Yellen also told a news conference that she is looking for “general agreement on the concept” from G7 finance ministers and central bank governors on a plan to bring forward the earnings from some $300 billion in frozen Russian assets that could provide Ukraine with significant financial support beyond 2025.
The two topics are expected to dominate a finance ministers and central bank governors meeting in northern Italy on Friday and Saturday.
Yellen said that many countries beyond the G7 advanced industrial democracies were concerned about China’s overinvestment in electric vehicles, solar products, semiconductors, steel and other strategic industries, including Mexico, India and South Africa.
Without changes in Chinese policy, including a shift from increasing production to boosting domestic demand, Yellen said market driven economies face a flood of cheap exports from China that will threaten the viability of their manufacturers.
She said she was not asking countries to mirror U.S. tariffs or closely coordinate their trade policy responses.
“But we need to stand together and send a unified message to China,” Yellen said. “So they understand it’s not just one country that feels this way, but that they face a wall of opposition to the strategy that they’re pursuing.”
She said the G7 officials would discuss their responses and concerns that they are presenting to Beijing.
Yellen’s call for G7 unity on China comes just after the Biden administration announced steep new tariffs on Chinese EVs, batteries, solar panels and other products in a bid to protect U.S. investments to develop these industries at home.

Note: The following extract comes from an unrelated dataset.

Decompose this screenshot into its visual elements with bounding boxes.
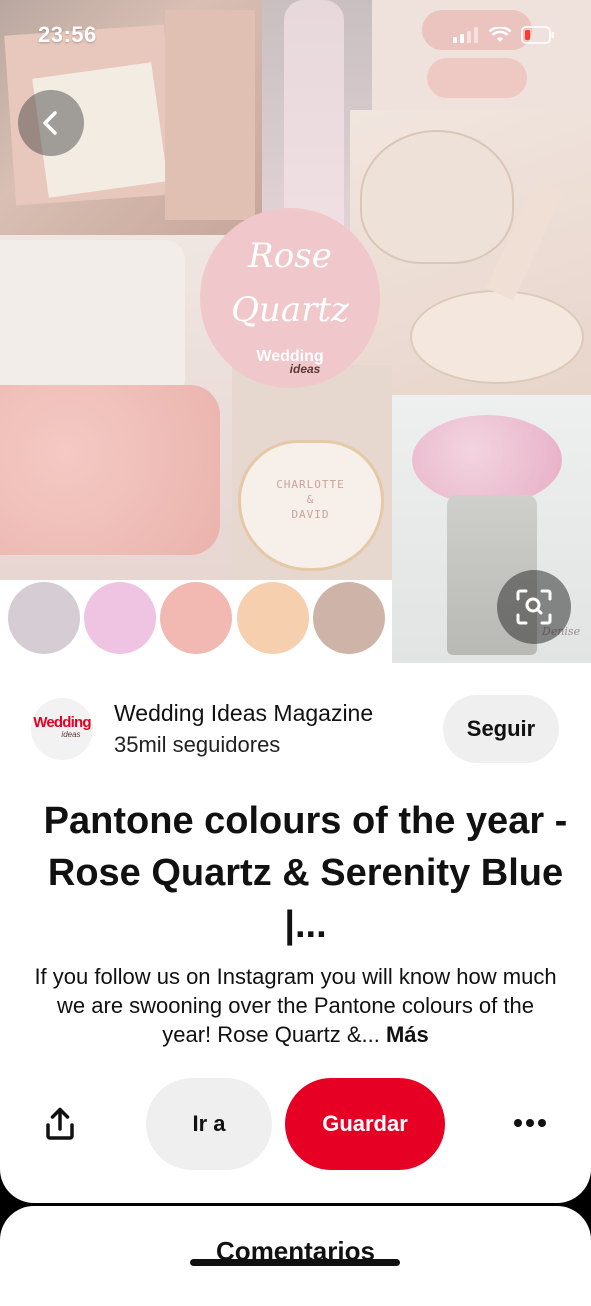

Some of these higher duties will start on Aug. 1
Yellen called this week for the U.S. and Europe to respond to China’s overinvestment in electric vehicles, solar products, semiconductors, steel and other key sectors in a “strategic and united way” to keep manufacturers viable on both sides of the Atlantic.
Yellen said that if G7 ministers can agree on a concept for bringing forward the earnings on the frozen Russian assets, they will spend the time before a G7 leaders summit in Puglia in mid-June on refining the details.
She added that while a figure of $50 billion has been discussed, there have been no decisions on the size of a potential loan to Ukraine that would be backed by earnings of around $3.5 billion.
“This is an assured source of financing and it’s important that Russia realise that we will not be deterred from supporting Ukraine for lack of resources,” Yellen said.
The funding could sustain Ukraine beyond 2025, as Ukraine now has a $60 billion U.S. package of aid and about $50 billion from the EU.
G7 negotiators have been discussing for weeks how to best exploit some $300 billion worth of Russian financial assets, such as major currencies and government bonds, which were frozen shortly after Moscow invaded Ukraine in February 2022.